> An alternative is to specify that a put becomes visible to any other access,
> either local load, or get, only after the call to WINDOW_IN. We get a "delay
> consistency" model for all window updates.
> We cannot use anymore windows for "shared memory" style third-party
> communication, where process A and B communicate (using put and get) thru
> memory at process C. Process C must be involved. I.e., we restrict put/get
> for more message-passing style communication, where put/get is used to move
> data produced by the origin (target) process for consumption by the target
> (origin) process, while keeping the advantage of put/get that one side provid
> all the information on addresses, and the other side need only be involved in
> the synchronization.
> We can have now a (low quality -:) MPI implementation with no agents: the
> transfer is always affected when the call to WINDOW_IN occurs.
> We don't need MPI_FENCE anymore. This, because we gave up on third party
> communication, where fence is needed. If the communication always requires
> some synchronization with the window owner, then counters or MPI_BARRIER can
> used to make sure that data delivery is complete before it is used.
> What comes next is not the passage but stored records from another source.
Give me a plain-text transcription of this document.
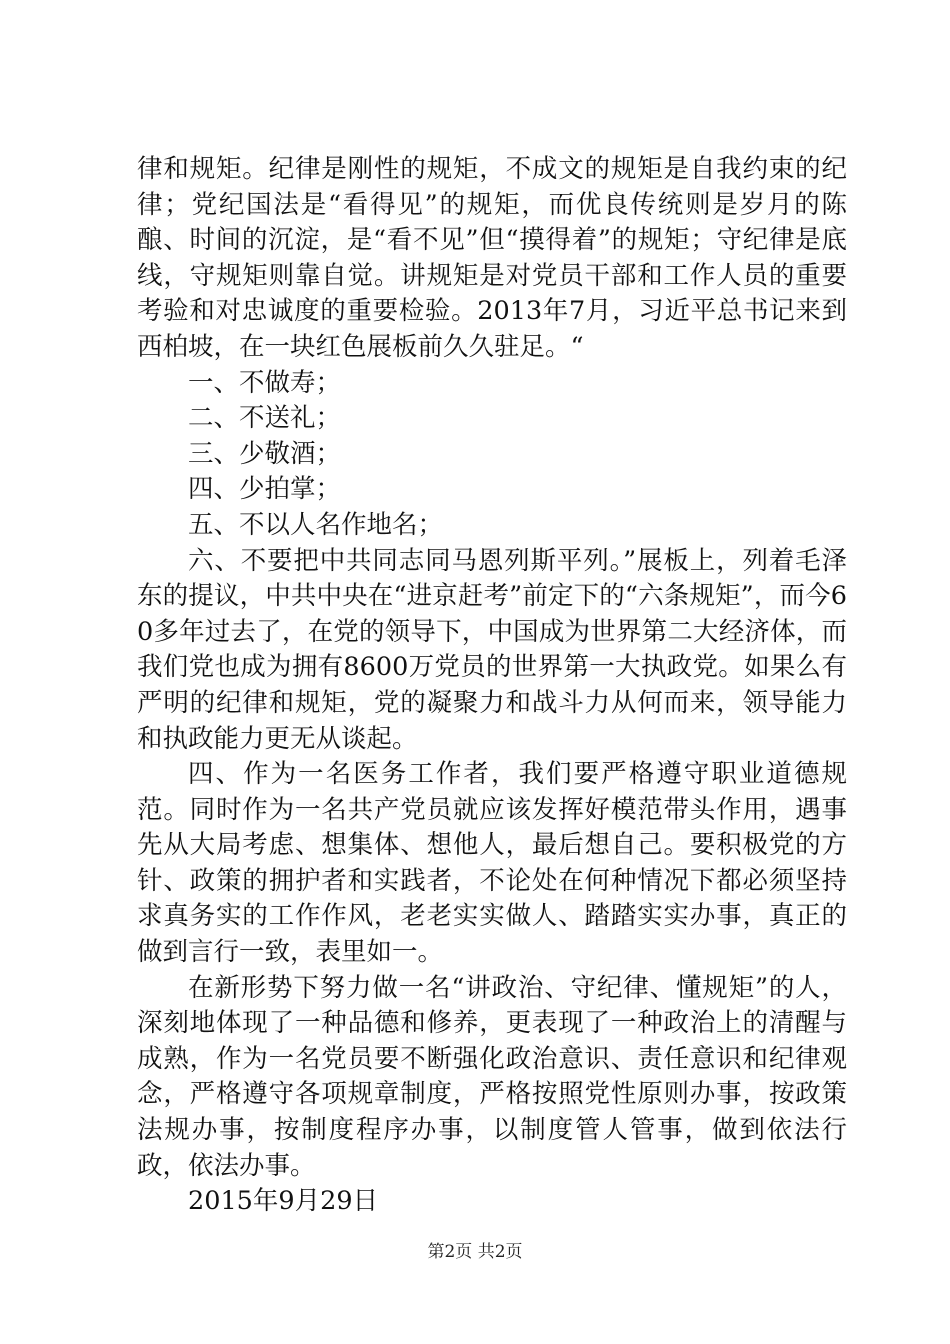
律和规矩。纪律是刚性的规矩，不成文的规矩是自我约束的纪律；党纪国法是“看得见”的规矩，而优良传统则是岁月的陈酿、时间的沉淀，是“看不见”但“摸得着”的规矩；守纪律是底线，守规矩则靠自觉。讲规矩是对党员干部和工作人员的重要考验和对忠诚度的重要检验。2013年7月，习近平总书记来到西柏坡，在一块红色展板前久久驻足。“

一、不做寿；

二、不送礼；

三、少敬酒；

四、少拍掌；

五、不以人名作地名；

六、不要把中共同志同马恩列斯平列。”展板上，列着毛泽东的提议，中共中央在“进京赶考”前定下的“六条规矩”，而今60多年过去了，在党的领导下，中国成为世界第二大经济体，而我们党也成为拥有8600万党员的世界第一大执政党。如果么有严明的纪律和规矩，党的凝聚力和战斗力从何而来，领导能力和执政能力更无从谈起。

四、作为一名医务工作者，我们要严格遵守职业道德规范。同时作为一名共产党员就应该发挥好模范带头作用，遇事先从大局考虑、想集体、想他人，最后想自己。要积极党的方针、政策的拥护者和实践者，不论处在何种情况下都必须坚持求真务实的工作作风，老老实实做人、踏踏实实办事，真正的做到言行一致，表里如一。

在新形势下努力做一名“讲政治、守纪律、懂规矩”的人，深刻地体现了一种品德和修养，更表现了一种政治上的清醒与成熟，作为一名党员要不断强化政治意识、责任意识和纪律观念，严格遵守各项规章制度，严格按照党性原则办事，按政策法规办事，按制度程序办事，以制度管人管事，做到依法行政，依法办事。

2015年9月29日

第2页 共2页
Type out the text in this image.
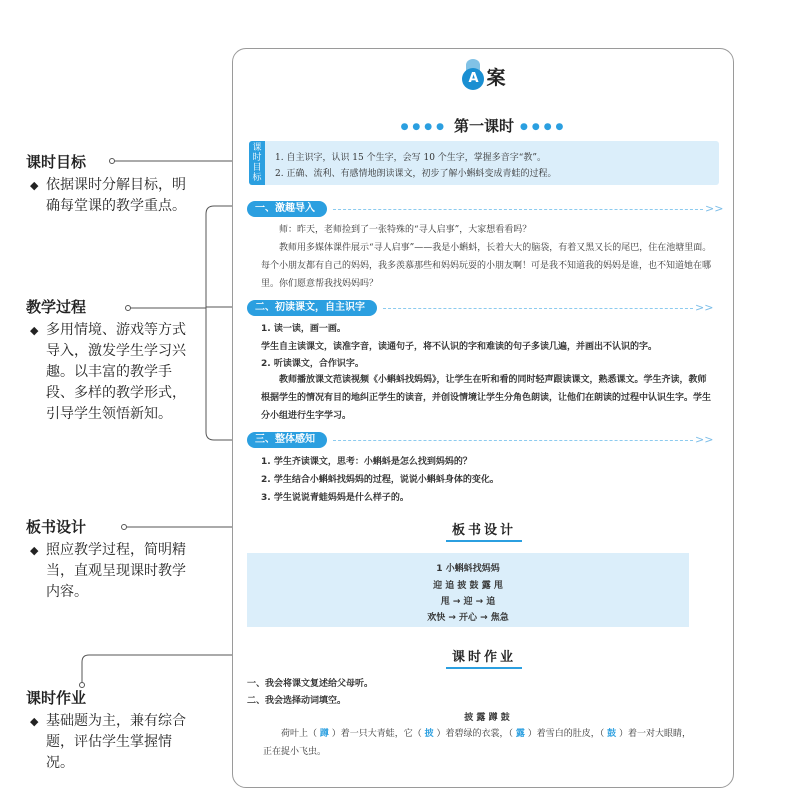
课时目标
◆ 依据课时分解目标，明确每堂课的教学重点。
教学过程
◆ 多用情境、游戏等方式导入，激发学生学习兴趣。以丰富的教学手段、多样的教学形式，引导学生领悟新知。
板书设计
◆ 照应教学过程，简明精当，直观呈现课时教学内容。
课时作业
◆ 基础题为主，兼有综合题，评估学生掌握情况。
A 案
●●●● 第一课时 ●●●●
课
时
目
标
1. 自主识字，认识 15 个生字，会写 10 个生字，掌握多音字“教”。
2. 正确、流利、有感情地朗读课文，初步了解小蝌蚪变成青蛙的过程。
一、激趣导入	>>
师：昨天，老师捡到了一张特殊的“寻人启事”，大家想看看吗？
教师用多媒体课件展示“寻人启事”——我是小蝌蚪，长着大大的脑袋，有着又黑又长的尾巴，住在池塘里面。每个小朋友都有自己的妈妈，我多羡慕那些和妈妈玩耍的小朋友啊！可是我不知道我的妈妈是谁，也不知道她在哪里。你们愿意帮我找妈妈吗？
二、初读课文，自主识字	>>
1. 读一读，画一画。
学生自主读课文，读准字音，读通句子，将不认识的字和难读的句子多读几遍，并画出不认识的字。
2. 听读课文，合作识字。
教师播放课文范读视频《小蝌蚪找妈妈》，让学生在听和看的同时轻声跟读课文，熟悉课文。学生齐读，教师根据学生的情况有目的地纠正学生的读音，并创设情境让学生分角色朗读，让他们在朗读的过程中认识生字。学生分小组进行生字学习。
三、整体感知	>>
1. 学生齐读课文，思考：小蝌蚪是怎么找到妈妈的？
2. 学生结合小蝌蚪找妈妈的过程，说说小蝌蚪身体的变化。
3. 学生说说青蛙妈妈是什么样子的。
板书设计
1 小蝌蚪找妈妈
迎 追 披 鼓 露 甩
甩 → 迎 → 追
欢快 → 开心 → 焦急
课时作业
一、我会将课文复述给父母听。
二、我会选择动词填空。
披 露 蹲 鼓
荷叶上（ 蹲 ）着一只大青蛙，它（ 披 ）着碧绿的衣裳，（ 露 ）着雪白的肚皮，（ 鼓 ）着一对大眼睛，
正在捉小飞虫。
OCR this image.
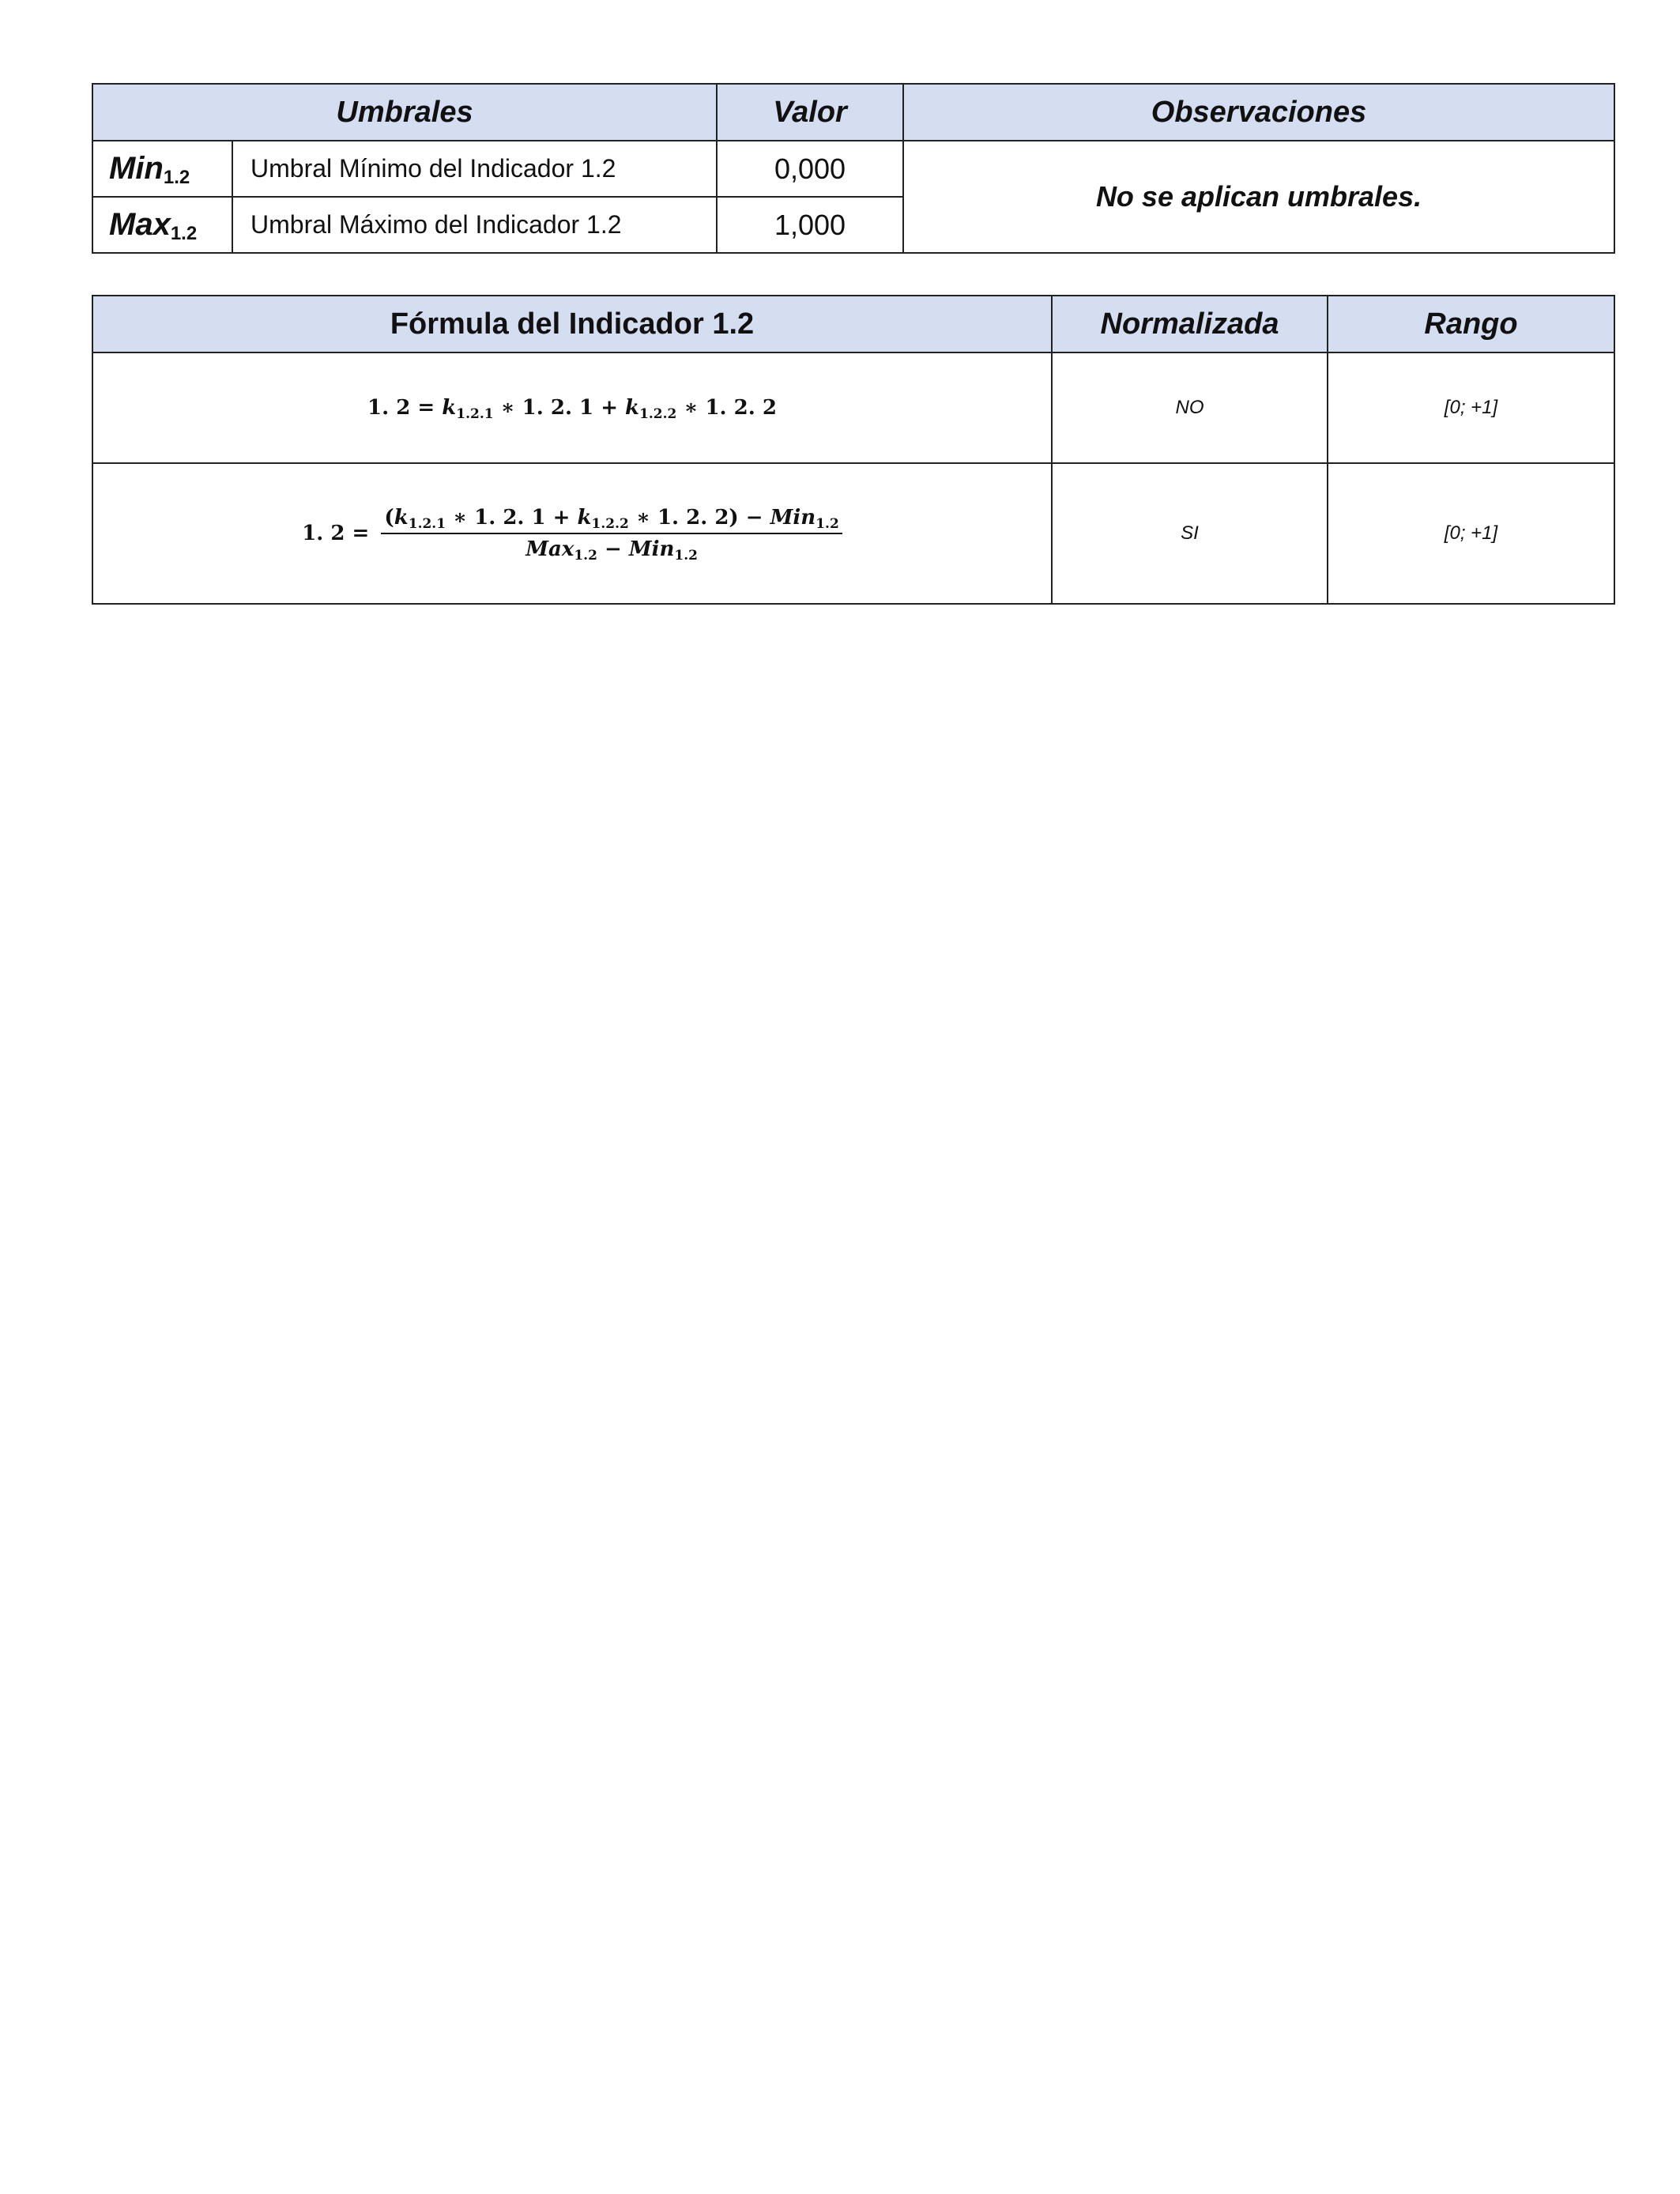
Umbrales		Valor	Observaciones
Min$_{1.2}$	Umbral Mínimo del Indicador 1.2	0,000	No se aplican umbrales.
Max$_{1.2}$	Umbral Máximo del Indicador 1.2	1,000	
Fórmula del Indicador 1.2	Normalizada	Rango
1. $2 = k_{1.2.1}$ ∗ 1. 2. $1 + k_{1.2.2}$ ∗ 1. 2. 2	NO	[0; +1]
1. $2 = \frac{(k_{1.2.1} ∗ 1. 2. 1 + k_{1.2.2} ∗ 1. 2. 2) - Min_{1.2}}{Max_{1.2} - Min_{1.2}}$	SI	[0; +1]
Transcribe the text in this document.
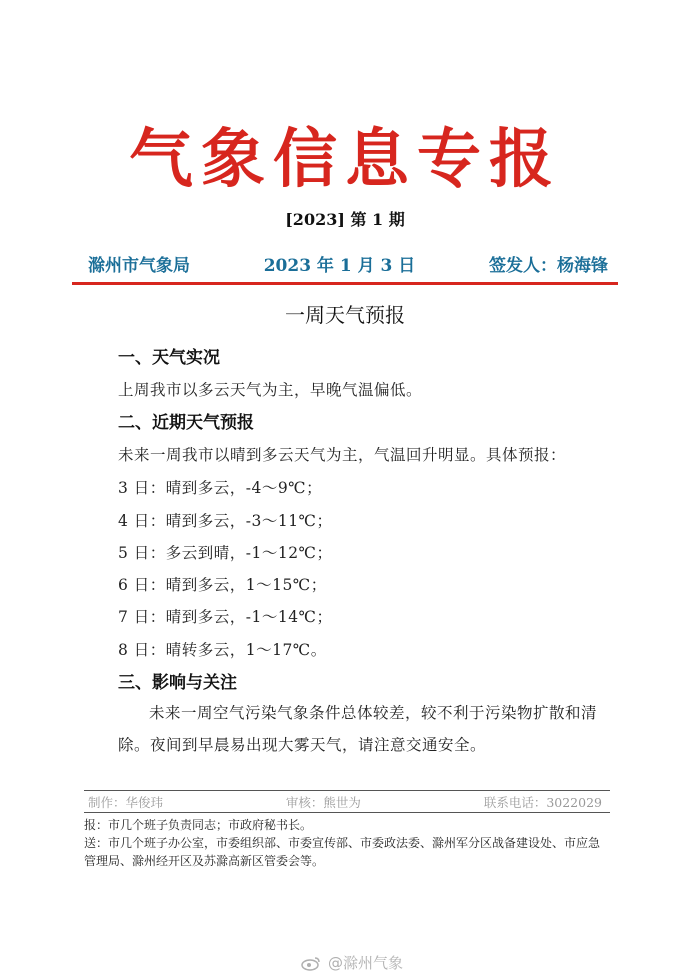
气象信息专报
[2023] 第 1 期
滁州市气象局	2023 年 1 月 3 日	签发人：杨海锋
一周天气预报
一、天气实况
上周我市以多云天气为主，早晚气温偏低。
二、近期天气预报
未来一周我市以晴到多云天气为主，气温回升明显。具体预报：
3 日：晴到多云，-4～9℃；
4 日：晴到多云，-3～11℃；
5 日：多云到晴，-1～12℃；
6 日：晴到多云，1～15℃；
7 日：晴到多云，-1～14℃；
8 日：晴转多云，1～17℃。
三、影响与关注
未来一周空气污染气象条件总体较差，较不利于污染物扩散和清除。夜间到早晨易出现大雾天气，请注意交通安全。
制作：华俊玮	审核：熊世为	联系电话：3022029
报：市几个班子负责同志；市政府秘书长。
送：市几个班子办公室，市委组织部、市委宣传部、市委政法委、滁州军分区战备建设处、市应急管理局、滁州经开区及苏滁高新区管委会等。
@滁州气象
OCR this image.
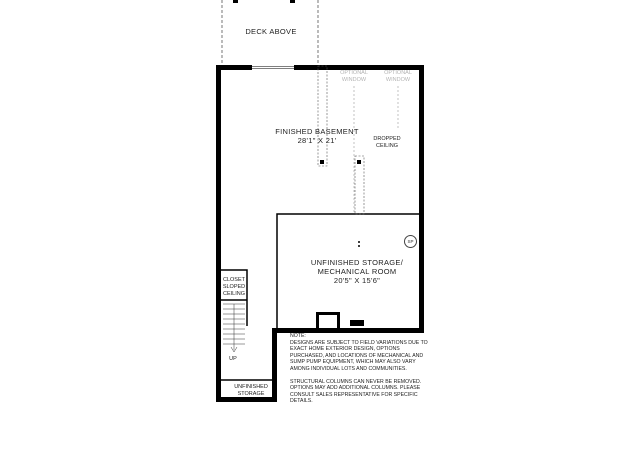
DECK ABOVE
OPTIONAL WINDOW
OPTIONAL WINDOW
FINISHED BASEMENT
28'1" X 21'	DROPPED CEILING
UNFINISHED STORAGE/ MECHANICAL ROOM
20'5" X 15'6"
SP
CLOSET SLOPED CEILING
UP
UNFINISHED STORAGE
NOTE:

DESIGNS ARE SUBJECT TO FIELD VARIATIONS DUE TO EXACT HOME EXTERIOR DESIGN, OPTIONS PURCHASED, AND LOCATIONS OF MECHANICAL AND SUMP PUMP EQUIPMENT, WHICH MAY ALSO VARY AMONG INDIVIDUAL LOTS AND COMMUNITIES.

STRUCTURAL COLUMNS CAN NEVER BE REMOVED. OPTIONS MAY ADD ADDITIONAL COLUMNS. PLEASE CONSULT SALES REPRESENTATIVE FOR SPECIFIC DETAILS.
This model might be easy to implement but it is useless to the applications. If
it is adopted, the entire so called "1-sided" chapter could be then deleted
as a joke.
In fact, we don't need to relax the 1-sided model to make it possible to
implement on the shared-memory systems. The shared-memory vendors have a
straightforwad way to implement the current model by using the mirrored buffer
technique for window memory that was not alocated with RMA_MALLOC. It requires
duplicating the window in shared memory and then using WINDOW_IN and WINDOW_OUT
to copy data to and from shared memory buffer in order to enforce consistency. Of
course, the copy operation degrades performance and extra memory is required, but
it should work.